I ragazzi del Bambino Gesù, invece, enfatizza molto la necessità e l’importante dell’aiuto e del sostegno reciproco, provando a raccontare la vita anche in situazioni di sofferenza e di tristezza. I giovani pazienti sono ritratti circondati dal sostegno e dall’affetto non solo di amici e familiari, ma anche degli altri pazienti, così come di una fitta rete di sostegno costituita da medici, infermieri, volontari, associazioni e case di accoglienza. Di fronte a questo tipo di rappresentazione viene in mente il recente richiamo di Papa Francesco, durante il suo ultimo messaggio per la Giornata Mondiale delle Comunicazioni Sociali, sull’importanza di “comunicare speranza e fiducia nel nostro tempo”, offrendo narrazioni contrassegnate “dalla logica della buona notizia”, che non significa negare la realtà della sofferenza, ma raccontarla sapendo suscitare speranza. Allo stesso modo, è utopistico pensare che il Bambino Gesù sia il prototipo di tutti gli ospedali o i reparti pediatrici d’Italia.

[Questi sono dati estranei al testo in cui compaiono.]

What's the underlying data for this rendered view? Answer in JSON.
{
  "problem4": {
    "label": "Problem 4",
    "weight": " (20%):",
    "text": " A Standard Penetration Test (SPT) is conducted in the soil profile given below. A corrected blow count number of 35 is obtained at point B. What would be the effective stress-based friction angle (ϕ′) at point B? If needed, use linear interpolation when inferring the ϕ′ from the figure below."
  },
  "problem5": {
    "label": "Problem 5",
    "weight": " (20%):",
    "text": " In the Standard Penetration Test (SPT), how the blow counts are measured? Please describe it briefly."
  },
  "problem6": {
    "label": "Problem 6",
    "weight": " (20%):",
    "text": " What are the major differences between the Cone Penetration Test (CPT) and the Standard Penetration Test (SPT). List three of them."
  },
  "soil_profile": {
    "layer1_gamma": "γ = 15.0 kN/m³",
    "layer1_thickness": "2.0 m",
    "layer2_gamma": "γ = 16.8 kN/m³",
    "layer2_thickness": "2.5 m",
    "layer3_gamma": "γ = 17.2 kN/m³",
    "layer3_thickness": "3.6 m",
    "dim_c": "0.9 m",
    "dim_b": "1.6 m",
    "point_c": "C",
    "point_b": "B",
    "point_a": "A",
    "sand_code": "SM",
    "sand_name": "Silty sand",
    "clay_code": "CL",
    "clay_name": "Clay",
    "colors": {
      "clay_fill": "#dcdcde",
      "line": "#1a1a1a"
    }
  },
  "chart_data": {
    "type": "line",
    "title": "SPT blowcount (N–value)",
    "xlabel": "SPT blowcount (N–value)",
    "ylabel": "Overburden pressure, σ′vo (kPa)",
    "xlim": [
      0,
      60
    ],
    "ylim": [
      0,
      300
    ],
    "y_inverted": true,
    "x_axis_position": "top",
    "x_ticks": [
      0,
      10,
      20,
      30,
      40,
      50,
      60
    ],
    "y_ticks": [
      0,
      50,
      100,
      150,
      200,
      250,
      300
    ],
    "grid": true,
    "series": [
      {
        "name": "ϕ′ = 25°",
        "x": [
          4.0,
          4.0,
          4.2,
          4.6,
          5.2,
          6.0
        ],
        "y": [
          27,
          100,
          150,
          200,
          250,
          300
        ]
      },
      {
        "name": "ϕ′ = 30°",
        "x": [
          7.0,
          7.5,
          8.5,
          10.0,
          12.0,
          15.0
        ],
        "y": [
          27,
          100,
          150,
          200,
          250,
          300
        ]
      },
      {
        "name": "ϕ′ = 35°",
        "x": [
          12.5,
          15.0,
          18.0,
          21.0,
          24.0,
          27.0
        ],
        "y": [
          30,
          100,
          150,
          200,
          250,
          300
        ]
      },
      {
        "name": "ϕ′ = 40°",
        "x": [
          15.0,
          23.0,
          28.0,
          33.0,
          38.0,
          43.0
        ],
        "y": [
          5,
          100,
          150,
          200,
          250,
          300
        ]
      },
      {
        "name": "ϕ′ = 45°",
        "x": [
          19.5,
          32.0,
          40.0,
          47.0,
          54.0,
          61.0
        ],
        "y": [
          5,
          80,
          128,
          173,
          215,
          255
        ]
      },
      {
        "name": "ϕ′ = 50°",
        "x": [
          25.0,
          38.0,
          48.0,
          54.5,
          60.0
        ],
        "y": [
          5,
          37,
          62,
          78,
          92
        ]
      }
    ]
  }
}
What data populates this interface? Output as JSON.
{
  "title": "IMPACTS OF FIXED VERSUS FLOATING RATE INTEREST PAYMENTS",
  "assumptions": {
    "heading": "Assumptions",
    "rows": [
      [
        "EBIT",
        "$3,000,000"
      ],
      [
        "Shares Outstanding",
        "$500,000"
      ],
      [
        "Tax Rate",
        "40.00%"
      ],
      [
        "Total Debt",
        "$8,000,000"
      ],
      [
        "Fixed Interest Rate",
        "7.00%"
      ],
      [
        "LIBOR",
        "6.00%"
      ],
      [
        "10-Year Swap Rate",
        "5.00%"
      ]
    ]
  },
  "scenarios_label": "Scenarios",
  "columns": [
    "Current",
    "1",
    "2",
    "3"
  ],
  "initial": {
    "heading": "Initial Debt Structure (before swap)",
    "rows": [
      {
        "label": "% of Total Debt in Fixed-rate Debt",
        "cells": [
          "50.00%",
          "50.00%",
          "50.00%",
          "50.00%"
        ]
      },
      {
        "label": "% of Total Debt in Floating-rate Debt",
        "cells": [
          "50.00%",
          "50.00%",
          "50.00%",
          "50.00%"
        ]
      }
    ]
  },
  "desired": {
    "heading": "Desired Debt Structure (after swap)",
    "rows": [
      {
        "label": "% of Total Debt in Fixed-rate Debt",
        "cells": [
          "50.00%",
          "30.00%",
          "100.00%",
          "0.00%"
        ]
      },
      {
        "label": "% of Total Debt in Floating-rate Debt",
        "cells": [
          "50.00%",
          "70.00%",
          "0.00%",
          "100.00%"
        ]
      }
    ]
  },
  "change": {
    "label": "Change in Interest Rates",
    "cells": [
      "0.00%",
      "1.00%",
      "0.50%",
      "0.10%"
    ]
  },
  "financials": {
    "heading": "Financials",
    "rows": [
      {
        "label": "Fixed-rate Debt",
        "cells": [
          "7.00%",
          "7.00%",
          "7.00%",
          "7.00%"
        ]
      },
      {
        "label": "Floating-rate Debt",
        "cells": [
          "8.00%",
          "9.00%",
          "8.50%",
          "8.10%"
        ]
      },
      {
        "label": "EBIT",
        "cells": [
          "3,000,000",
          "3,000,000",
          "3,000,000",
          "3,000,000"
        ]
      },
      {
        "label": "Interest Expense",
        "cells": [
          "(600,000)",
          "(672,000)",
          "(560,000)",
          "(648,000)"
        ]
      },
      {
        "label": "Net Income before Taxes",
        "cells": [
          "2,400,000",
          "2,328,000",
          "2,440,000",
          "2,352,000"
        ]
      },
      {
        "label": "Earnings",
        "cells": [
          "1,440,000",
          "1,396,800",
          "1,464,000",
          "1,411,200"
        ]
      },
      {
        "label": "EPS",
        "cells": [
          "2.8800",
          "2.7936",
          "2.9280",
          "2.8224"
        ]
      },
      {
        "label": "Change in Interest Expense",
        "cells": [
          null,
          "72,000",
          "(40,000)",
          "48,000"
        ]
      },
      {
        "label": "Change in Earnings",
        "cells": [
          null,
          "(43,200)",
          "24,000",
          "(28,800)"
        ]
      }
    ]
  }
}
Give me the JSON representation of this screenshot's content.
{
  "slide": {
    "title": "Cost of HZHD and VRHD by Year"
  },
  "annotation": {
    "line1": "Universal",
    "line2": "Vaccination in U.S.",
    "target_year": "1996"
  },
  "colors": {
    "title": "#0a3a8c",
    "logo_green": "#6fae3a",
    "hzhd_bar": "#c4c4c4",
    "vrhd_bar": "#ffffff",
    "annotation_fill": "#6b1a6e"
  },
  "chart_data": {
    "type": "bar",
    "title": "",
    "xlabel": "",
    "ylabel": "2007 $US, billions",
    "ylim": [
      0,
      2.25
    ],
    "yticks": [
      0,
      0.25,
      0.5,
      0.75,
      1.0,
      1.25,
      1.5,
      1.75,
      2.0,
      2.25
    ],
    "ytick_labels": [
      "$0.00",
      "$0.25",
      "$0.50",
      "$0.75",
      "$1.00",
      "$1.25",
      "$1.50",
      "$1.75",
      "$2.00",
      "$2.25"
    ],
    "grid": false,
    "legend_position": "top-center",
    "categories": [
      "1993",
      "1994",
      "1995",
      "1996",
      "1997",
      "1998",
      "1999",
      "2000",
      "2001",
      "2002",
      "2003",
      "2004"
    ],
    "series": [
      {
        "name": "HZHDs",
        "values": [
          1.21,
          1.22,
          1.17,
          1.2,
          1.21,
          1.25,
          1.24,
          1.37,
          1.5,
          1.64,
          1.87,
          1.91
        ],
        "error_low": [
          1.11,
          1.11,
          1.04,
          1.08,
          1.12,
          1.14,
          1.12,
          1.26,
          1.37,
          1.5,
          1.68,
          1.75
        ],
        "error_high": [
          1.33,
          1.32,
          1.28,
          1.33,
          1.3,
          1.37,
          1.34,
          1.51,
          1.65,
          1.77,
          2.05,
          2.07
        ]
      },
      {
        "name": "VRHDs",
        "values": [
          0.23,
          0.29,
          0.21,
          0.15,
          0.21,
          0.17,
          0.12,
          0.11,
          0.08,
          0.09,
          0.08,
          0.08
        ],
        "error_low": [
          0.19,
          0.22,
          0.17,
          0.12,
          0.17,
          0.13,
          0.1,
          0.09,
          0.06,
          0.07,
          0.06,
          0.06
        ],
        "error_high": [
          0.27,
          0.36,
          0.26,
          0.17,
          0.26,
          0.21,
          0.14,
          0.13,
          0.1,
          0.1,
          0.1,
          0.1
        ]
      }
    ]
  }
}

La sensazione è che il centro medico romano sia una realtà speciale, un’eccellenza del nostro Paese, in grado di offrire ai bambini non soltanto le cure mediche necessarie (come del resto in altri ospedali), ma altri tipi di servizio, come la gita di una settimana al mare, su Naveitalia, organizzata dall’ospedale stesso e dalla Marina Militare, probabilmente meno accessibili in altri contesti.

Soprattutto a partire dagli anni Ottanta, il piccolo schermo ha intuito la propria capacità di portare all’attenzione generale storie “vere”, a cavallo fra dimensione pubblica e privata. I rischi insiti in questa precisa dimensione narrativa sono, come intuibile, la spettacolarizzazione dei sentimenti e un atteggiamento implicitamente voyeuristico e curioso. I ragazzi del Bambino Gesù riesce a evitare di cadere in questa trappola narrativa, pur senza rinunciare a una rappresentazione emotiva del racconto, in cui la dimensione quotidiana dei sentimenti risulta centrale.

Infine, la forza del progetto risiede nei suoi sviluppi transmediali. I ragazzi del Bambino Gesù, infatti, è molto più di un documentario televisivo. Accanto alla messa in onda delle puntate è stata attivata un’intensa comunicazione online volta a fornire agli utenti informazioni sanitarie tempestive e corrette, sia attraverso la pagina Facebook ufficiale del programma, sia attraverso il sito internet dell’ospedale (www.ospedalepediatricobambinogesu.net).

Un esperimento interessante, insomma, che si bilancia tra una rappresentazione non esasperata del dolore e la delicatezza di un tema che non può lasciare indifferenti, soprattutto sul piano emotivo.